The upgrade is nearly complete:

• new daqd code is running on fb
• the fe/daqd timing issue was resolved by adjusting the GPS offset in the daqdrc.  I will document this more later.
• the power outage conveniently rebooted all the front-end machines, so they're all now running new caRepeater
• all models have been successfully recompiled with RCG 2.5 (with only a couple small glitches)
• all new models are running on all front-end machines (with a couple exceptions)
• all suspension models seem to be damping under local control (PRM is having troubles that are likely unrelated to the upgrade).
• a lot of cleanup has been done

Remaining tasks/issues:

• more testing OF EVERYTHING needs o be done
• I did not yet update the DIS dolphin code, so we're running with the old code.  I don't think this is a problem, but it would be nice to get us running what they're running at the sites
• I tried to cleanup/simplify how front-end initialization is done.  However, there is a problem and models are not auto-starting after reboot.  This needs to be fixed.
• the userapps directory is in a new place (/opt/rtcds/userapps).  Not everything in the old location was checked into the repository, so we need to check to make sure everything that needs to be is checked in, and that all the models are running the right code.
• the c1oaf model seems to be having a dolphin issue that needs to be sorted
• the c1gfd model causes c1ioo to crash immediately upon being loaded.  I have removed it from the rtsystab.  That model needs to be fixed.
• general model cleanup is in order.
• more front-end cleanup is needed, particularly in regards to boot-up procedure.
• document the entire upgrade procedure.

I'll finish up these remaining tasks tomorrow.

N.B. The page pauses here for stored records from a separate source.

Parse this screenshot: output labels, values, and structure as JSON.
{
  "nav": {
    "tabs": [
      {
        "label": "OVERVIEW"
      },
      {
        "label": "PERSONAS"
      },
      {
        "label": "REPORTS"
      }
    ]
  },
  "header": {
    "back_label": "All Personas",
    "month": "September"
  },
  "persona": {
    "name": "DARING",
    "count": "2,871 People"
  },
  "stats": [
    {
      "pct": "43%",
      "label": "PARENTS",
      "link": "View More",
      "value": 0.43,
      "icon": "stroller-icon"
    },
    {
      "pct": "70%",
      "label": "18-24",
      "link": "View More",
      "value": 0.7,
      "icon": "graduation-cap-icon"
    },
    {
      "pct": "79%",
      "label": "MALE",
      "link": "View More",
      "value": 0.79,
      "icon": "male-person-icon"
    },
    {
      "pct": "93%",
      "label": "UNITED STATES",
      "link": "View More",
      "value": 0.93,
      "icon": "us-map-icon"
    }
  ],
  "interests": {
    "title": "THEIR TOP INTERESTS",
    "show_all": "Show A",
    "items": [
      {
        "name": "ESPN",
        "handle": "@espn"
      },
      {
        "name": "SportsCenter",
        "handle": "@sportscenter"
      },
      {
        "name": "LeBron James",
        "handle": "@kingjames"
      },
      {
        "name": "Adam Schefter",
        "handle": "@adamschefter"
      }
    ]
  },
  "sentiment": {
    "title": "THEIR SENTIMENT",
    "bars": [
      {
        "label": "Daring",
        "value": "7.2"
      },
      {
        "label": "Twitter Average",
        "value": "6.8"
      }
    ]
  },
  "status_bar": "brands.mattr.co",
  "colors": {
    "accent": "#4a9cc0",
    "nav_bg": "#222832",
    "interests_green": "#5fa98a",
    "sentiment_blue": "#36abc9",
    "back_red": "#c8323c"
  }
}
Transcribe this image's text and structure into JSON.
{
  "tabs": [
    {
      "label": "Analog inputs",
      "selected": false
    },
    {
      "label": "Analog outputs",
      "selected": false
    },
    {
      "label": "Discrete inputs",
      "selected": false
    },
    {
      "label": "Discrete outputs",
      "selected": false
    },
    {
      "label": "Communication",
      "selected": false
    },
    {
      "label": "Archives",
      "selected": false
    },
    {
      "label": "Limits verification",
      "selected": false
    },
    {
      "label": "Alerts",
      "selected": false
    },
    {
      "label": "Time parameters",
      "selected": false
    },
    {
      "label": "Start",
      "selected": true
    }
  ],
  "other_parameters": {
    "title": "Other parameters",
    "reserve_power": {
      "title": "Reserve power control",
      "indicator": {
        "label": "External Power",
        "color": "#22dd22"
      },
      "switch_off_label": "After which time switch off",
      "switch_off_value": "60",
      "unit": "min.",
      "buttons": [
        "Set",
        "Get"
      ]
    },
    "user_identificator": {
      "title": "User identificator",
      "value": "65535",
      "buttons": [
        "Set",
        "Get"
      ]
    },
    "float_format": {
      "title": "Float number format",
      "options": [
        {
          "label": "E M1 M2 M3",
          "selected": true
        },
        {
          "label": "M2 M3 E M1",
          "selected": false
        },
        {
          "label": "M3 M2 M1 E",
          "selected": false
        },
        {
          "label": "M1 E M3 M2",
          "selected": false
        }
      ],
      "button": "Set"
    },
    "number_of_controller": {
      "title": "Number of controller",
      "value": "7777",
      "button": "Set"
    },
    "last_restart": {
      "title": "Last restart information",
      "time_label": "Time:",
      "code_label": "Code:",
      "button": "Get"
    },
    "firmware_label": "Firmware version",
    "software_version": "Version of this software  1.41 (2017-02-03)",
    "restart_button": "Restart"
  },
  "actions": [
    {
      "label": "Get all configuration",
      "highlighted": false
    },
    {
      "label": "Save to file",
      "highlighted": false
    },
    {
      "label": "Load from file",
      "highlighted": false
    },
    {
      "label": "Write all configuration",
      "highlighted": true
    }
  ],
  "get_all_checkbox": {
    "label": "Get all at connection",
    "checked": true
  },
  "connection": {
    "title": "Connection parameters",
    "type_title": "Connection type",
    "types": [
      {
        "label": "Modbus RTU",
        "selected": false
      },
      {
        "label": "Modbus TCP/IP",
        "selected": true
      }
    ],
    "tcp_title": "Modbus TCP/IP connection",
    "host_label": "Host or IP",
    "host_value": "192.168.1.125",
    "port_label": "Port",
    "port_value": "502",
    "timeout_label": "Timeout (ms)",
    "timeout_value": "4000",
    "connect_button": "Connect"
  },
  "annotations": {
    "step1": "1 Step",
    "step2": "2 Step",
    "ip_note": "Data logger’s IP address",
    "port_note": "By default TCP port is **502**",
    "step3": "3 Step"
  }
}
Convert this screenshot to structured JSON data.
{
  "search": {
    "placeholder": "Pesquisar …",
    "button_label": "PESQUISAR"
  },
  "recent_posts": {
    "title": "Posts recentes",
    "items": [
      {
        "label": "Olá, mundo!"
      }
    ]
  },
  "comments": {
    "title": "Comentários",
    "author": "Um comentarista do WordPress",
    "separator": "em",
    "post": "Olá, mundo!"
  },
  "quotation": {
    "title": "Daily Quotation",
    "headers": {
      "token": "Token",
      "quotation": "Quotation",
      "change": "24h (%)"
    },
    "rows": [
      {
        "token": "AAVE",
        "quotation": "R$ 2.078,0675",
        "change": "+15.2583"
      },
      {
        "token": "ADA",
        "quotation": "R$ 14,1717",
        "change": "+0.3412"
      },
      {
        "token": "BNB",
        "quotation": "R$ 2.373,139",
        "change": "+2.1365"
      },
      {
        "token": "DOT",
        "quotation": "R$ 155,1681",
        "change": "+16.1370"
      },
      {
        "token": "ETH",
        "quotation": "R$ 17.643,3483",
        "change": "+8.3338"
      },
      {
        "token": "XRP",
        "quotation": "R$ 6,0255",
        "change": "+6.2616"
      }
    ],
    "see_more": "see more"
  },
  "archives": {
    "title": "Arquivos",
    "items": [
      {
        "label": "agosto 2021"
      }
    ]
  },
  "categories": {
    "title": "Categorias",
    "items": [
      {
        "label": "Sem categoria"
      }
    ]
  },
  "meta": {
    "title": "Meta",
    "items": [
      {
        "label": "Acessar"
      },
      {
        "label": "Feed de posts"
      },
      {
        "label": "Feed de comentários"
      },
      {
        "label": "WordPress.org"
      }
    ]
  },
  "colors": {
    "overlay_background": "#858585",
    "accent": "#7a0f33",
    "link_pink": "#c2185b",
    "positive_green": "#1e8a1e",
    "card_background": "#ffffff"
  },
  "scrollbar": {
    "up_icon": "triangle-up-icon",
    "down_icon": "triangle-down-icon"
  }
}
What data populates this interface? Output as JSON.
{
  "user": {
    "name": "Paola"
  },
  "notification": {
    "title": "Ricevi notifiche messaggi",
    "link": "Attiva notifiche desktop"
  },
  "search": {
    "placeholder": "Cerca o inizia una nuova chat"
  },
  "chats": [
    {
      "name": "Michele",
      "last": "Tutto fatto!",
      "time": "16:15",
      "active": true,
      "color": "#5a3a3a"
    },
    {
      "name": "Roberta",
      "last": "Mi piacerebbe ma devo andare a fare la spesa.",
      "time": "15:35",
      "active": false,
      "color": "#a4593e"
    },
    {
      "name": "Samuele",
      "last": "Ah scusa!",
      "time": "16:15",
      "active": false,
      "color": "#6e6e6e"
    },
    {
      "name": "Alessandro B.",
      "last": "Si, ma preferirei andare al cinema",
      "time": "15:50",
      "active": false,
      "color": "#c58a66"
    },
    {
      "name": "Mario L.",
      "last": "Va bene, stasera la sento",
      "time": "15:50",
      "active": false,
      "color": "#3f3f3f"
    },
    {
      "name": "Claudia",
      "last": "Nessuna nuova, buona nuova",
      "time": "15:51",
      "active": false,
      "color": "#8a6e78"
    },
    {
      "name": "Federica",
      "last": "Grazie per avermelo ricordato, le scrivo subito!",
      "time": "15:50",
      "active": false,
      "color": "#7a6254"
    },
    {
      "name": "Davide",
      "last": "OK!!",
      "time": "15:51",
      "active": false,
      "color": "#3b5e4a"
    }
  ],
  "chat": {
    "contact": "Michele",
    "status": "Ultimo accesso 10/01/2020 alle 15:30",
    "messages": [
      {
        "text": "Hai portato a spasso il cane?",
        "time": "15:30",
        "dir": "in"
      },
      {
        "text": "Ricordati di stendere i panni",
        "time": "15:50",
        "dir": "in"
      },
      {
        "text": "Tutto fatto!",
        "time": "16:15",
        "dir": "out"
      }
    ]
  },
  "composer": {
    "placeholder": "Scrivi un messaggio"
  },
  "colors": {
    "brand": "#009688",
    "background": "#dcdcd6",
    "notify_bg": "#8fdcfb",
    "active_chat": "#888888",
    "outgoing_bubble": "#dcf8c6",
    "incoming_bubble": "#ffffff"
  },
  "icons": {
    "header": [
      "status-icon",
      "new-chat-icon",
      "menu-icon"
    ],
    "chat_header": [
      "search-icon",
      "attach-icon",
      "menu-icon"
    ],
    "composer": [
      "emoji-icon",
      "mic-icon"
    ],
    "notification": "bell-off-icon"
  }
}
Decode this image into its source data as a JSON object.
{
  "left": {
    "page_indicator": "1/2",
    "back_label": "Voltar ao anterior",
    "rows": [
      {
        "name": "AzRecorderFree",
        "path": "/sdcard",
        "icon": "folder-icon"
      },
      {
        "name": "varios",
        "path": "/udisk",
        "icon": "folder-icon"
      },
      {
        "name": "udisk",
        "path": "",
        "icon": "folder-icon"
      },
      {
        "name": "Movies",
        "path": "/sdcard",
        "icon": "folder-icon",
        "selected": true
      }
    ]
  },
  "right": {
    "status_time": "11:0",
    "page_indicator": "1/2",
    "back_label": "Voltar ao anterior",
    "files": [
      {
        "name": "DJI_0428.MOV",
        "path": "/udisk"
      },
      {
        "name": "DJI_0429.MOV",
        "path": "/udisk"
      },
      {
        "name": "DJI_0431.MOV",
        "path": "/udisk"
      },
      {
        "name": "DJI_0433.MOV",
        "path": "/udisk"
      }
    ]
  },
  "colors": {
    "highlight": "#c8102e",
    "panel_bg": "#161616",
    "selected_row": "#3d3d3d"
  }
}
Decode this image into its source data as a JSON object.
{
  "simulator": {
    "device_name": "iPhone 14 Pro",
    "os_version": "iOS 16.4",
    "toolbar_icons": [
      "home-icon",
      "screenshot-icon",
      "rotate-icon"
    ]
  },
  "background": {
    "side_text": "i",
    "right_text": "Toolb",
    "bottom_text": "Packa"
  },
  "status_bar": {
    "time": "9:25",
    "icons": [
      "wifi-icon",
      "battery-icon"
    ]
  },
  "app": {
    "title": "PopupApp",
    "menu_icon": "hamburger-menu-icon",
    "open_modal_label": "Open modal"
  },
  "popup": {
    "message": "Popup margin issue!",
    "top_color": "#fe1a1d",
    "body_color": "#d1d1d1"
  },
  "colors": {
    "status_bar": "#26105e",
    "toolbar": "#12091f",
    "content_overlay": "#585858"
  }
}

Adaptive filter outputs some non-zero signal in the OFF position

I turned "ON" one of them and c1lsc suspended, I've rebooted it and restarted models on c1lsc and c1sus.

Now it also outputs something non-zero though the first line of the adaptive code is "if(OFF) output=0.0; return;" May be another version of the code has been compiled.

Edit: Old version (~september) of the code and oaf model is running now. In the 2.1 code there was a link from src/epics/simLink to oaf code for each DOF. It seems that 2.5 version finds models and c codes in standard directories. I need to move working code to the proper directory.